La protection des informations sensibles est devenue un enjeu stratégique majeur pour toute entreprise. Que vous négociiez un partenariat commercial, concluiez un contrat de prestation de services ou entamiez des pourparlers avec un investisseur, la clause de confidentialité, également appelée NDA (Non-Disclosure Agreement), constitue un rempart juridique essentiel.


Pourtant, de nombreuses entreprises négligent encore cet outil contractuel, soit par méconnaissance, soit par excès de confiance envers leurs partenaires commerciaux. Cette erreur peut s'avérer lourde de conséquences.



Qu'est-ce qu'une clause de confidentialité ?


Une clause de confidentialité est une disposition contractuelle par laquelle une ou plusieurs parties s'engagent à ne pas divulguer des informations confidentielles auxquelles elles ont accès dans le cadre de leur relation commerciale. Elle peut figurer au sein d'un contrat plus large (contrat de prestation, contrat de partenariat, protocole d'accord) ou constituer un accord autonome (c'est le cas du NDA).


On distingue deux formes principales :

  • L'accord unilatéral : une seule partie s'engage à la confidentialité (ex. : un prestataire recevant des informations sensibles de son client).
  • L'accord bilatéral (ou mutuel) : les deux parties échangent des informations confidentielles et s'engagent réciproquement à les protéger.

Les enjeux de la confidentialité en B2B


Dans le cadre des relations interentreprises (B2B), les échanges d'informations sont nombreux et souvent très sensibles. Négociations commerciales, données financières, stratégies de développement, savoir-faire technique, listes de clients… autant d'actifs immatériels qui constituent la valeur réelle de votre entreprise.


Les risques en l'absence de clause de confidentialité sont multiples :

  • Divulgation volontaire ou involontaire d'informations à des concurrents par votre partenaire commercial.
  • Utilisation détournée de vos données techniques ou commerciales à des fins personnelles.
  • Absence de recours juridique efficace en cas de violation, faute d'obligation contractuelle claire.
  • Perte d'avantage concurrentiel durable sur votre marché.
  • Atteinte à votre réputation auprès de vos clients ou partenaires.

À l'inverse, une clause bien rédigée permet de sécuriser vos négociations dès les premières discussions, même avant la signature d'un contrat définitif, et de dissuader toute tentation de divulgation grâce à des sanctions clairement définies.

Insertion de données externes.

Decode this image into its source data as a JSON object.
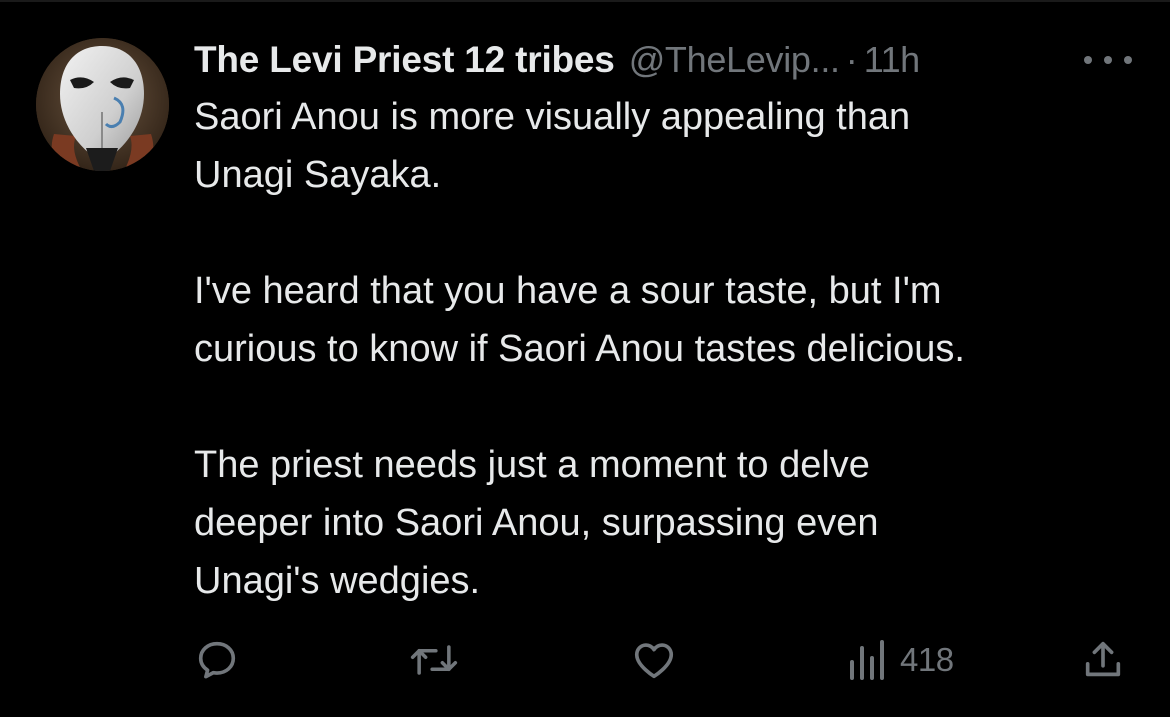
{
  "tweet": {
    "display_name": "The Levi Priest 12 tribes",
    "handle": "@TheLevip...",
    "separator": "·",
    "time": "11h",
    "avatar": "white-mask-avatar",
    "paragraphs": [
      [
        "Saori Anou is more visually appealing than",
        "Unagi Sayaka."
      ],
      [
        "I've heard that you have a sour taste, but I'm",
        "curious to know if Saori Anou tastes delicious."
      ],
      [
        "The priest needs just a moment to delve",
        "deeper into Saori Anou, surpassing even",
        "Unagi's wedgies."
      ]
    ],
    "actions": {
      "reply_icon": "reply-icon",
      "retweet_icon": "retweet-icon",
      "like_icon": "like-icon",
      "views_icon": "views-icon",
      "views_count": "418",
      "share_icon": "share-icon"
    }
  },
  "colors": {
    "background": "#000000",
    "text_primary": "#e7e9ea",
    "text_secondary": "#71767b"
  }
}
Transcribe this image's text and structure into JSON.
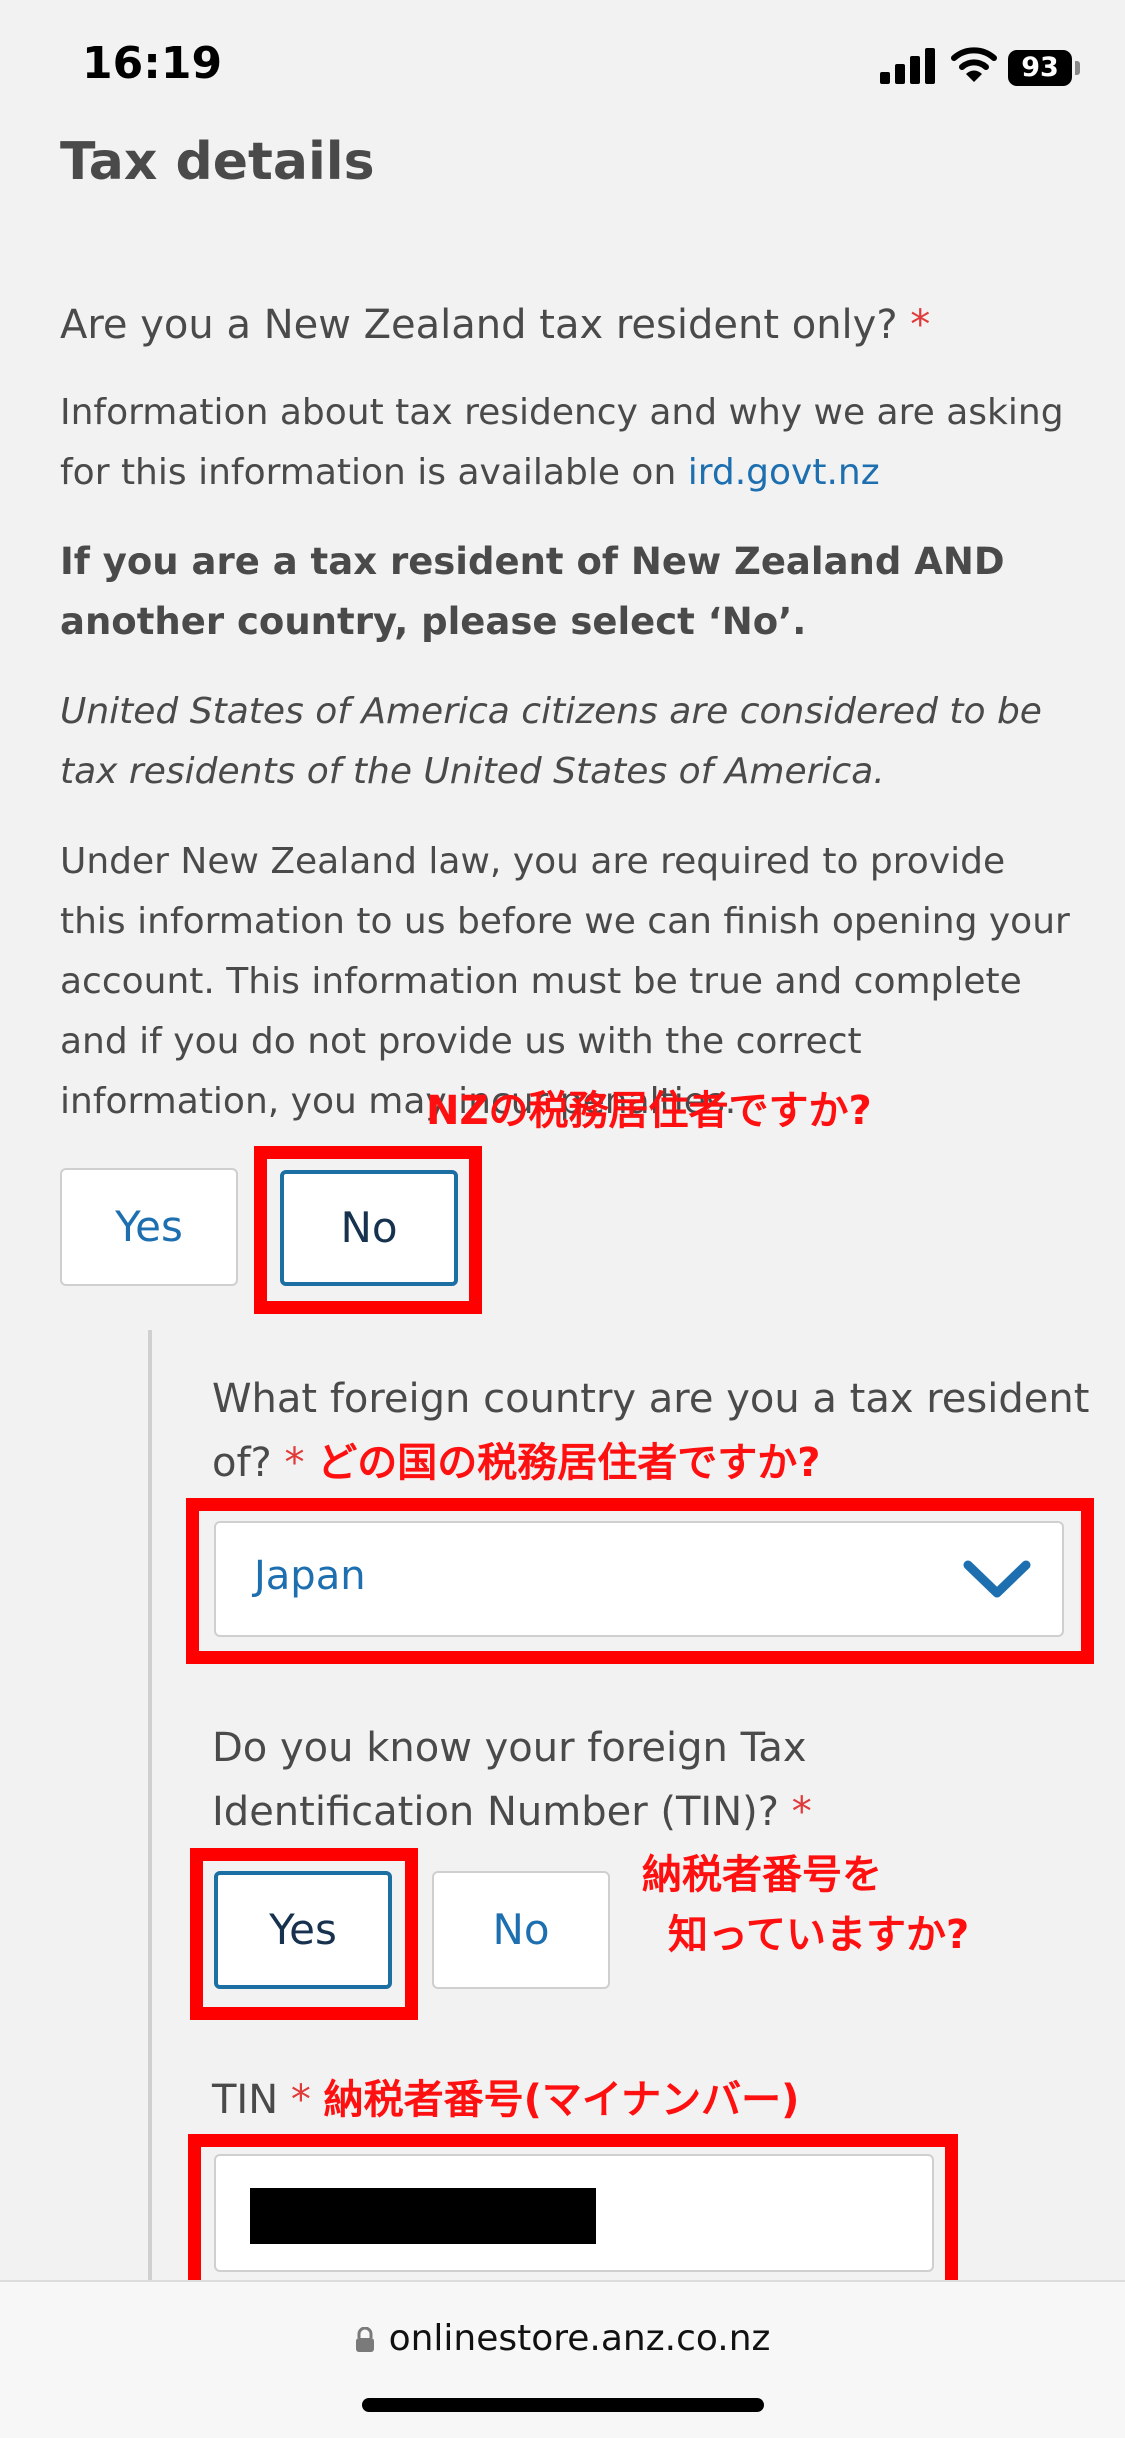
{
  "status_bar": {
    "time": "16:19",
    "battery": "93"
  },
  "page": {
    "title": "Tax details"
  },
  "question1": {
    "text": "Are you a New Zealand tax resident only?",
    "required": "*",
    "info_text": "Information about tax residency and why we are asking for this information is available on ",
    "info_link": "ird.govt.nz",
    "bold_note": "If you are a tax resident of New Zealand AND another country, please select ‘No’.",
    "italic_note": "United States of America citizens are considered to be tax residents of the United States of America.",
    "law_text": "Under New Zealand law, you are required to provide this information to us before we can finish opening your account. This information must be true and complete and if you do not provide us with the correct information, you may incur penalties.",
    "annotation": "NZの税務居住者ですか?",
    "yes_label": "Yes",
    "no_label": "No"
  },
  "question2": {
    "text": "What foreign country are you a tax resident of?",
    "required": "*",
    "annotation": "どの国の税務居住者ですか?",
    "selected_value": "Japan"
  },
  "question3": {
    "text": "Do you know your foreign Tax Identification Number (TIN)?",
    "required": "*",
    "annotation_line1": "納税者番号を",
    "annotation_line2": "知っていますか?",
    "yes_label": "Yes",
    "no_label": "No"
  },
  "tin_field": {
    "label": "TIN",
    "required": "*",
    "annotation": "納税者番号(マイナンバー)"
  },
  "browser": {
    "url": "onlinestore.anz.co.nz"
  },
  "colors": {
    "accent": "#1d6fb0",
    "annotation_red": "#ff0000",
    "required_red": "#e03a3a"
  }
}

Les mentions indispensables d'une clause de confidentialité


Une clause de confidentialité efficace ne s'improvise pas. Sa valeur juridique dépend directement de sa précision et de son exhaustivité. Voici les éléments qui doivent impérativement y figurer :


  • Définition précise des informations confidentielles : il convient de lister les catégories d'informations protégées (données financières, procédés techniques, fichiers clients, algorithmes, etc.) afin d'éviter tout litige d'interprétation.
  • Identité des parties : la clause doit identifier clairement le divulgateur (celui qui partage les informations) et le destinataire (celui qui les reçoit).
  • Durée de l'obligation : la confidentialité doit être limitée dans le temps. Une durée de 3 à 5 ans est courante en pratique, mais elle peut être plus longue pour des informations particulièrement sensibles.
  • Périmètre des personnes autorisées : préciser quels collaborateurs ou sous-traitants du destinataire sont autorisés à accéder aux informations confidentielles.
  • Exceptions à la confidentialité : certaines situations justifient une divulgation (obligation légale, informations déjà publiques, informations obtenues indépendamment d'un tiers autorisé…).
  • Clause pénale ou sanctions : prévoir des indemnités forfaitaires en cas de violation facilite l'indemnisation sans devoir prouver le préjudice exact.
  • Obligations de restitution ou de destruction : en fin de relation, les documents confidentiels doivent être restitués ou détruits.
  • Loi applicable et juridiction compétente : indispensable dans les contrats internationaux.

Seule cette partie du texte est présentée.